When hear people discuss "Web 2.0", I hear the typical phrases:
- "community generated content"
- "mashable data"
- "rich web user interfaces"
My defintion of Web 2.0 circa Jan 2007
Funny, Howard Greenstein once referenced me in his description of Web 2.0 in an article - which lead me to write my own blogpost on the concept back in March 2006. At the time, I was riding the media wave much like everyone else. Loving this concept of "social media", building a podcasting company and thinking we had the market by the ear. But, I now look at the story with a different eye. For me, Web 2.0 is defined by the following principles:
- Data must be free to "mash"
Back in 1995, when I first learned of BLOBs, I kept thinking that BLOBs were the end-all, be-all. We could now store different types of content into a database and access it with minimial effort. Now, we could use a simple SQL query to get our content. The challenge was security, authentication, and other services on top of the database that hampered our efforts. Today, with the proliferation of APIs led by the energies of the web-services/XML revolution of 2000-2005, we have achieved a level of this by standardizing our protocols and allowing for managed access to the database. Include the speed of bandwidth from the server to the users client interface - and you are close approaching the speeds we saw on our 486 machines back in 1995 in terms of perceived performance - at a cost coming close to free.
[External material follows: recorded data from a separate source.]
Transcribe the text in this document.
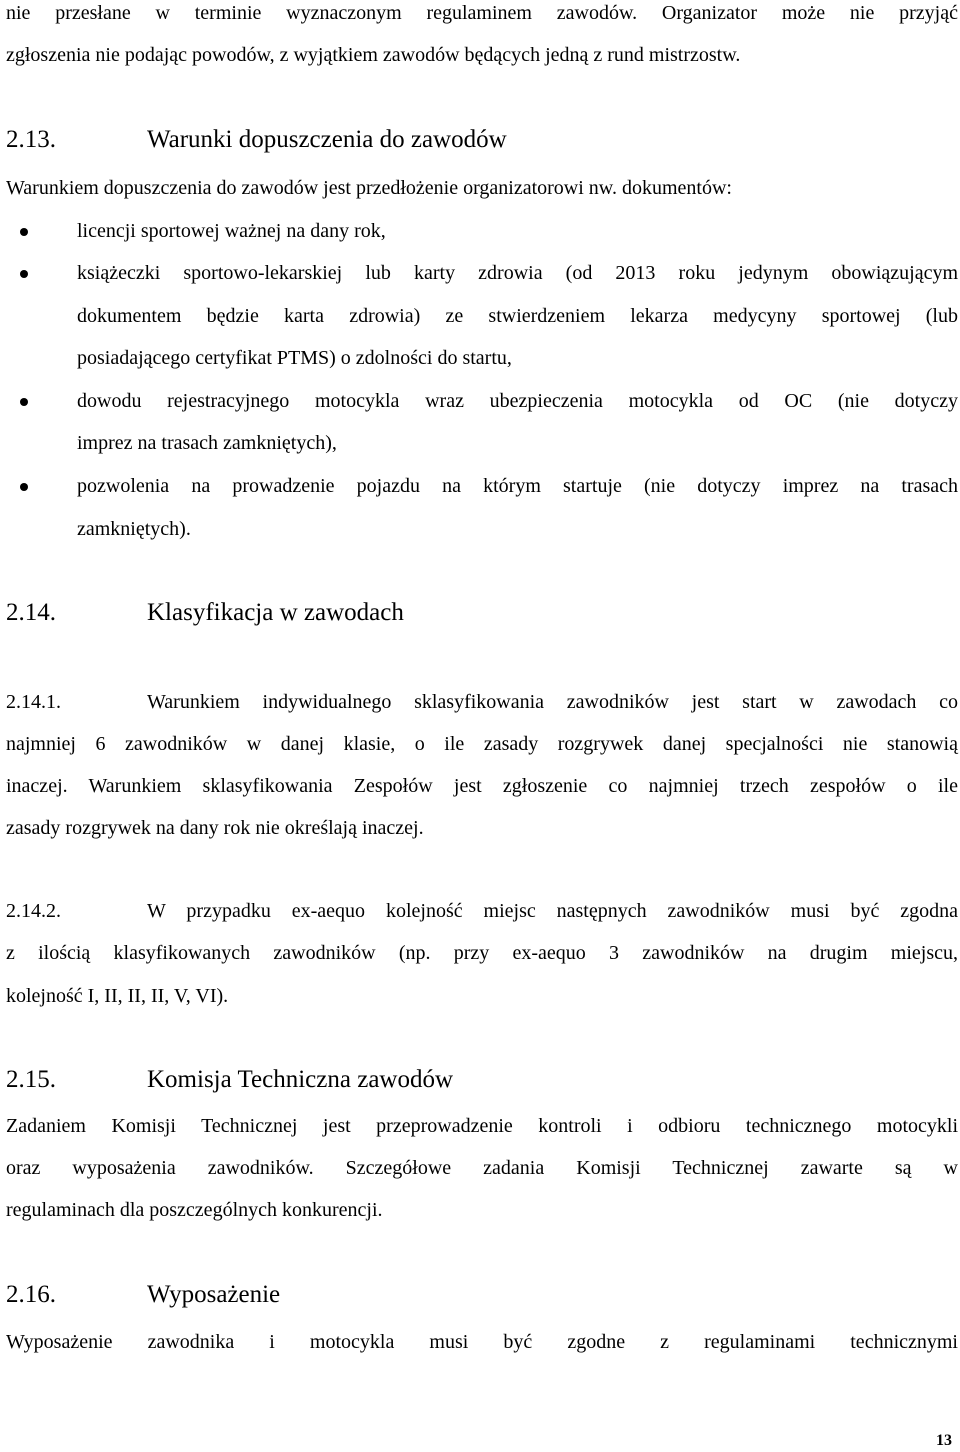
nie przesłane w terminie wyznaczonym regulaminem zawodów. Organizator może nie przyjąć
zgłoszenia nie podając powodów, z wyjątkiem zawodów będących jedną z rund mistrzostw.
2.13.	Warunki dopuszczenia do zawodów
Warunkiem dopuszczenia do zawodów jest przedłożenie organizatorowi nw. dokumentów:
licencji sportowej ważnej na dany rok,
książeczki sportowo-lekarskiej lub karty zdrowia (od 2013 roku jedynym obowiązującym
dokumentem będzie karta zdrowia) ze stwierdzeniem lekarza medycyny sportowej (lub
posiadającego certyfikat PTMS) o zdolności do startu,
dowodu rejestracyjnego motocykla wraz ubezpieczenia motocykla od OC (nie dotyczy
imprez na trasach zamkniętych),
pozwolenia na prowadzenie pojazdu na którym startuje (nie dotyczy imprez na trasach
zamkniętych).
2.14.	Klasyfikacja w zawodach
2.14.1.	Warunkiem indywidualnego sklasyfikowania zawodników jest start w zawodach co
najmniej 6 zawodników w danej klasie, o ile zasady rozgrywek danej specjalności nie stanowią
inaczej. Warunkiem sklasyfikowania Zespołów jest zgłoszenie co najmniej trzech zespołów o ile
zasady rozgrywek na dany rok nie określają inaczej.
2.14.2.	W przypadku ex-aequo kolejność miejsc następnych zawodników musi być zgodna
z ilością klasyfikowanych zawodników (np. przy ex-aequo 3 zawodników na drugim miejscu,
kolejność I, II, II, II, V, VI).
2.15.	Komisja Techniczna zawodów
Zadaniem Komisji Technicznej jest przeprowadzenie kontroli i odbioru technicznego motocykli
oraz wyposażenia zawodników. Szczegółowe zadania Komisji Technicznej zawarte są w
regulaminach dla poszczególnych konkurencji.
2.16.	Wyposażenie
Wyposażenie zawodnika i motocykla musi być zgodne z regulaminami technicznymi
13
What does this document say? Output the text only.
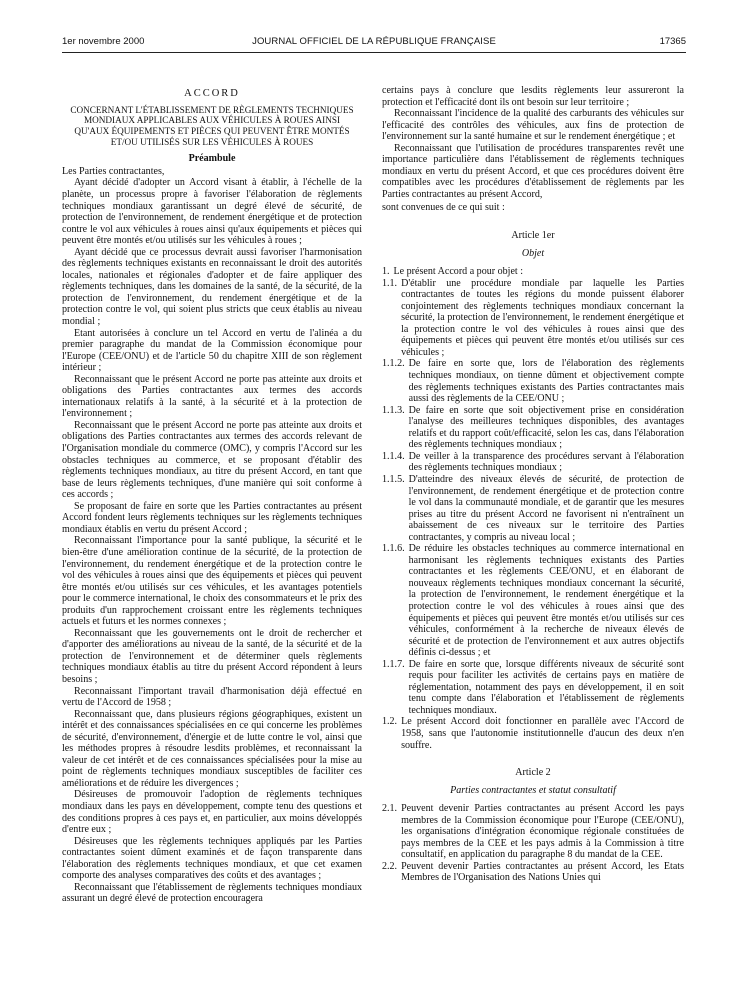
1er novembre 2000	JOURNAL OFFICIEL DE LA RÉPUBLIQUE FRANÇAISE	17365
ACCORD
CONCERNANT L'ÉTABLISSEMENT DE RÈGLEMENTS TECHNIQUES MONDIAUX APPLICABLES AUX VÉHICULES À ROUES AINSI QU'AUX ÉQUIPEMENTS ET PIÈCES QUI PEUVENT ÊTRE MONTÉS ET/OU UTILISÉS SUR LES VÉHICULES À ROUES
Préambule

Les Parties contractantes,

Ayant décidé d'adopter un Accord visant à établir, à l'échelle de la planète, un processus propre à favoriser l'élaboration de règlements techniques mondiaux garantissant un degré élevé de sécurité, de protection de l'environnement, de rendement énergétique et de protection contre le vol aux véhicules à roues ainsi qu'aux équipements et pièces qui peuvent être montés et/ou utilisés sur les véhicules à roues ;

Ayant décidé que ce processus devrait aussi favoriser l'harmonisation des règlements techniques existants en reconnaissant le droit des autorités locales, nationales et régionales d'adopter et de faire appliquer des règlements techniques, dans les domaines de la santé, de la sécurité, de la protection de l'environnement, du rendement énergétique et de la protection contre le vol, qui soient plus stricts que ceux établis au niveau mondial ;

Etant autorisées à conclure un tel Accord en vertu de l'alinéa a du premier paragraphe du mandat de la Commission économique pour l'Europe (CEE/ONU) et de l'article 50 du chapitre XIII de son règlement intérieur ;

Reconnaissant que le présent Accord ne porte pas atteinte aux droits et obligations des Parties contractantes aux termes des accords internationaux relatifs à la santé, à la sécurité et à la protection de l'environnement ;

Reconnaissant que le présent Accord ne porte pas atteinte aux droits et obligations des Parties contractantes aux termes des accords relevant de l'Organisation mondiale du commerce (OMC), y compris l'Accord sur les obstacles techniques au commerce, et se proposant d'établir des règlements techniques mondiaux, au titre du présent Accord, en tant que base de leurs règlements techniques, d'une manière qui soit conforme à ces accords ;

Se proposant de faire en sorte que les Parties contractantes au présent Accord fondent leurs règlements techniques sur les règlements techniques mondiaux établis en vertu du présent Accord ;

Reconnaissant l'importance pour la santé publique, la sécurité et le bien-être d'une amélioration continue de la sécurité, de la protection de l'environnement, du rendement énergétique et de la protection contre le vol des véhicules à roues ainsi que des équipements et pièces qui peuvent être montés et/ou utilisés sur ces véhicules, et les avantages potentiels pour le commerce international, le choix des consommateurs et le prix des produits d'un rapprochement croissant entre les règlements techniques actuels et futurs et les normes connexes ;

Reconnaissant que les gouvernements ont le droit de rechercher et d'apporter des améliorations au niveau de la santé, de la sécurité et de la protection de l'environnement et de déterminer quels règlements techniques mondiaux établis au titre du présent Accord répondent à leurs besoins ;

Reconnaissant l'important travail d'harmonisation déjà effectué en vertu de l'Accord de 1958 ;

Reconnaissant que, dans plusieurs régions géographiques, existent un intérêt et des connaissances spécialisées en ce qui concerne les problèmes de sécurité, d'environnement, d'énergie et de lutte contre le vol, ainsi que les méthodes propres à résoudre lesdits problèmes, et reconnaissant la valeur de cet intérêt et de ces connaissances spécialisées pour la mise au point de règlements techniques mondiaux susceptibles de faciliter ces améliorations et de réduire les divergences ;

Désireuses de promouvoir l'adoption de règlements techniques mondiaux dans les pays en développement, compte tenu des questions et des conditions propres à ces pays et, en particulier, aux moins développés d'entre eux ;

Désireuses que les règlements techniques appliqués par les Parties contractantes soient dûment examinés et de façon transparente dans l'élaboration des règlements techniques mondiaux, et que cet examen comporte des analyses comparatives des coûts et des avantages ;

Reconnaissant que l'établissement de règlements techniques mondiaux assurant un degré élevé de protection encouragera

certains pays à conclure que lesdits règlements leur assureront la protection et l'efficacité dont ils ont besoin sur leur territoire ;

Reconnaissant l'incidence de la qualité des carburants des véhicules sur l'efficacité des contrôles des véhicules, aux fins de protection de l'environnement sur la santé humaine et sur le rendement énergétique ; et

Reconnaissant que l'utilisation de procédures transparentes revêt une importance particulière dans l'établissement de règlements techniques mondiaux en vertu du présent Accord, et que ces procédures doivent être compatibles avec les procédures d'établissement de règlements par les Parties contractantes au présent Accord,

sont convenues de ce qui suit :

Article 1er
Objet
1. Le présent Accord a pour objet :
1.1. D'établir une procédure mondiale par laquelle les Parties contractantes de toutes les régions du monde puissent élaborer conjointement des règlements techniques mondiaux concernant la sécurité, la protection de l'environnement, le rendement énergétique et la protection contre le vol des véhicules à roues ainsi que des équipements et pièces qui peuvent être montés et/ou utilisés sur ces véhicules ;
1.1.2. De faire en sorte que, lors de l'élaboration des règlements techniques mondiaux, on tienne dûment et objectivement compte des règlements techniques existants des Parties contractantes mais aussi des règlements de la CEE/ONU ;
1.1.3. De faire en sorte que soit objectivement prise en considération l'analyse des meilleures techniques disponibles, des avantages relatifs et du rapport coût/efficacité, selon les cas, dans l'élaboration des règlements techniques mondiaux ;
1.1.4. De veiller à la transparence des procédures servant à l'élaboration des règlements techniques mondiaux ;
1.1.5. D'atteindre des niveaux élevés de sécurité, de protection de l'environnement, de rendement énergétique et de protection contre le vol dans la communauté mondiale, et de garantir que les mesures prises au titre du présent Accord ne favorisent ni n'entraînent un abaissement de ces niveaux sur le territoire des Parties contractantes, y compris au niveau local ;
1.1.6. De réduire les obstacles techniques au commerce international en harmonisant les règlements techniques existants des Parties contractantes et les règlements CEE/ONU, et en élaborant de nouveaux règlements techniques mondiaux concernant la sécurité, la protection de l'environnement, le rendement énergétique et la protection contre le vol des véhicules à roues ainsi que des équipements et pièces qui peuvent être montés et/ou utilisés sur ces véhicules, conformément à la recherche de niveaux élevés de sécurité et de protection de l'environnement et aux autres objectifs définis ci-dessus ; et
1.1.7. De faire en sorte que, lorsque différents niveaux de sécurité sont requis pour faciliter les activités de certains pays en matière de réglementation, notamment des pays en développement, il en soit tenu compte dans l'élaboration et l'établissement de règlements techniques mondiaux.
1.2. Le présent Accord doit fonctionner en parallèle avec l'Accord de 1958, sans que l'autonomie institutionnelle d'aucun des deux n'en souffre.
Article 2
Parties contractantes et statut consultatif
2.1. Peuvent devenir Parties contractantes au présent Accord les pays membres de la Commission économique pour l'Europe (CEE/ONU), les organisations d'intégration économique régionale constituées de pays membres de la CEE et les pays admis à la Commission à titre consultatif, en application du paragraphe 8 du mandat de la CEE.
2.2. Peuvent devenir Parties contractantes au présent Accord, les Etats Membres de l'Organisation des Nations Unies qui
- Users must be able to contribute
Instead of assuming experts are always correct because the tools for aggregation of opinion were always time-consuming and troublesome, today - polling the community on their opinion and their wisdom is simply a push button away - whether on a blog, on a wiki or an email message leading to a way to respond. By allowing for such community contributions, reputations are formed in ways that are not normally seen and users begin to feel the power of ownership through action.
- Mashable acts extend beyond programming
Instead of keeping this only in the realm of programming, mashing is an act of involvement that is part of the pendulum that is swinging back. Call it my political sensitivities, but the US has gone through 15 years of an interesting pendulum. From a recession, to a boom unlike any other, to an almost depression where a new government used fear to oppress and control our people, to a pentup energy to express and represent ourselves. Then with technology as the friction reducer, collaboration became possible - even from the desktop. And, due to our human need, we found channels to meet and collaborate off the 'net. Consider the number of non-profits and acts of physical presence that occurs on a regular basis - bringing down borders that normally were there because the obstacle for crossing was too high.
Just some of my thoughts gleaned from my students and my readings.